Real estate industry leaders will be keeping a keen ear out today for news coming out of The Realty Alliance’s fall meeting, on the heels of warnings from the big brokerage network that it’s putting MLSs and Realtor associations on notice.
Although some laughed off a warning by The Realty Alliance CEO Craig Cheatham to MLS executives that “you’ve got 10 days” to address member grievances, real estate technology consultant Gregg Larson warns not to take Cheatham’s “warning of a perfect storm brewing lightly.”
Larson says The Realty Alliance and some other large brokers and franchises “have invested money in R&D on a project that could dramatically affect MLS” and that “technology is not a hurdle.”
Larson has posted a list that of 46 specific things MLSs do that can rankle members, which he says Cheatham distilled from 48 pages of gripes he’s collected from brokers. There’s also a list of some “general attitudes” brokers find troublesome, such as “thinking of the MLS as a service to consumers instead of a business-to-business enterprise.”
Bob Bemis, who used to run one of the biggest MLSs in the country before putting in a stint at Zillow as the company’s point man with MLSs, blogs that the “issues run far deeper than MLS public websites or white-labeled iPad apps. The main issues for (The Realty Alliance) are fundamental disagreements with the way MLSs and Realtor associations are structured, not how they’re managed.”
If The Realty Alliance is planning to pull out of Internet Data Exchange (IDX) — the system that lets brokers publicize each other’s listings on their websites — and build their own “quasi-MLS” — as MLS vendor Greg Robertson says he’s heard, Robertson thinks they’ll be in for a rough ride.
If it goes down that path, Robertson blogs, Realty Alliance’s member brokers will “lose a ton of talented agents,” its “quasi-MLS” will fail, and it “will have to go back to … local MLS providers with your tail tucked between your legs.”

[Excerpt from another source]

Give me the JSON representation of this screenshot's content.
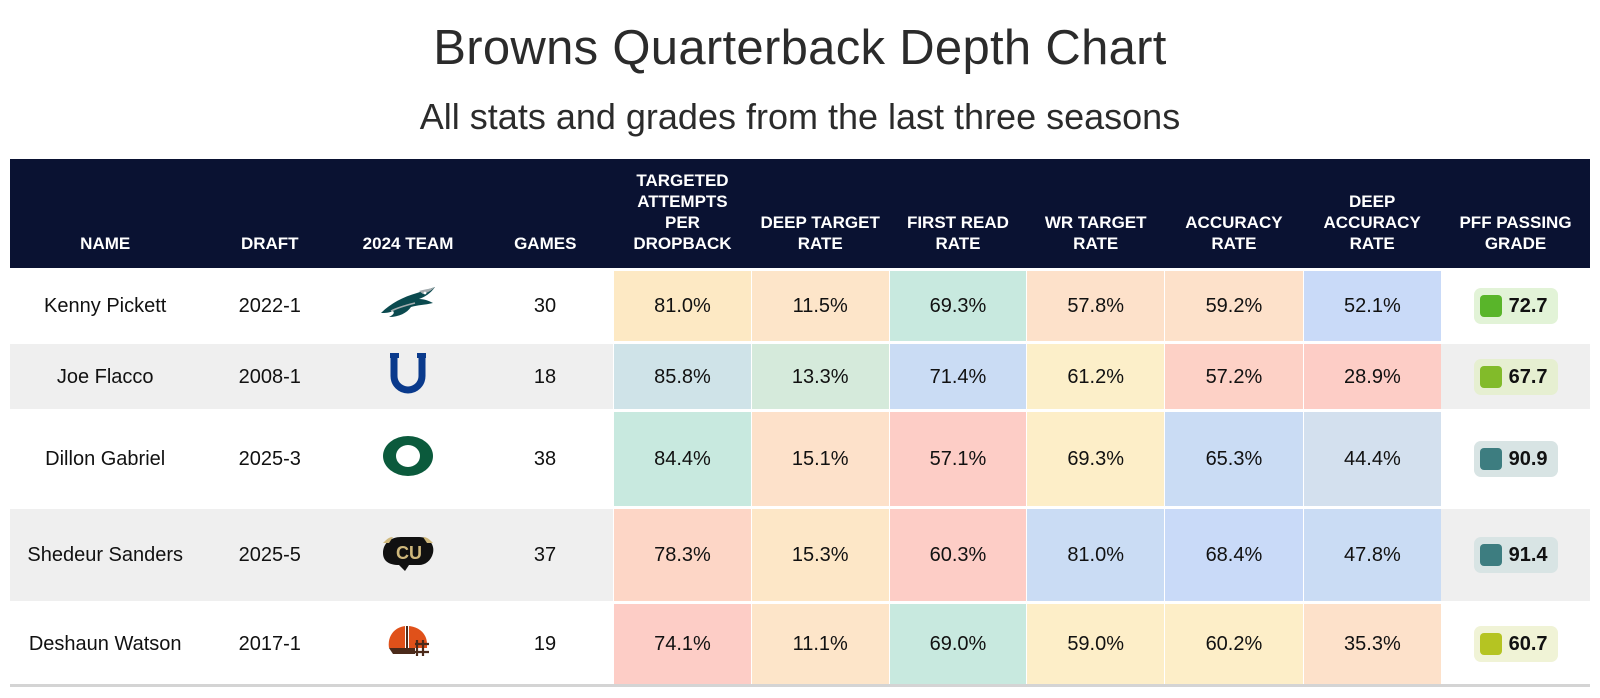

Brian Boero, another industry consultant who says he’s been an advocate of “MLS activism,” sees it as a good thing that “tension that has built along the broker/MLS fault line for years” will soon “find its release.”
That’s because if “we wish to see a better, more profitable, more progressive real estate business, something needs to change,” Boero writes on the 1000watt blog. “We can’t have all the same people doing all the same things forever if we are to get to where we proclaim we want to go. So when some industry people get pissed, when other industry people get nervous, I get excited. Because it means we are moving.”